Originally Posted by
Mom25boys
So I found out I'm having boy number 6. I was pretty heartbroken, but I knew deep down a boy was a 99% chance. I think what made it so bad is that I worked so hard. I literally changed my life. I was so relaxed, on anxiety meds, dh on them too- first time for both of us., I dieted nicely for 16 weeks, exercised 6 days a week. I was good. But this cycle I got tired of it not happening and went for e4d. I am kicking myself that maybe that was a tilt the other way. But I have seen perfect sways fail too, so obviously it wasn't meant to be. But being my last, its devastating. I need to get rid of all those daughter dreams forever. I did IG sway 2 other times and MC. But this is it. I am never going to have a daughter. Honestly, I didn't have any crazy dreams of dress up and dolls. I just wanted something different. After 5 boys wearing pretty much the same clothing and looking pretty much identical, brown hair, brown eyes... cant tell baby pics apart, I just wanted something different.
I thought it would be good for me to buy some baby things, but it was so hard. The baby girl section is massive and so loud. The boy section was pathetic. I could barely find anything. Anything remotely cute wasn't realistic. Had too many layers and pieces, which after 5 boys I know better. Got a few things begrudgingly.
I can work on the nursery but I have a budget so its extremely difficult. It makes it not worth it to do anything babyish- it needs to grow with him.

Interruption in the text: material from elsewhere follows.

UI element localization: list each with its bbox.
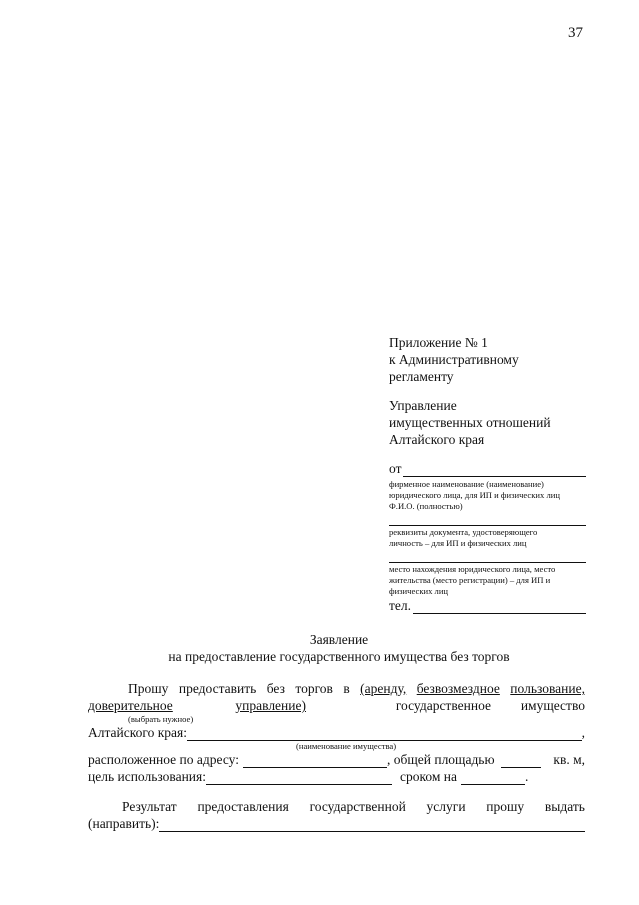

I know I will be ok. I will not get messed over it. I shed tears when I saw it was a boy. I told the sonographer I didn't want to know and she kept saying he. So i knew the penis flash was real.
It's just done now. My last baby is another boy. And i will adore him but I'm so sad. Sad of being told no to my prayers and dreams.
I gave it everything I got, but it wasn't enough.
And I can't find anything to bring me comfort. Its just too fresh. And everyone's words of comfort are just plain stupid. I need to just pull myself together and accept my fate. I shouldn't have thought I could change it. Even if it was a 1% chance.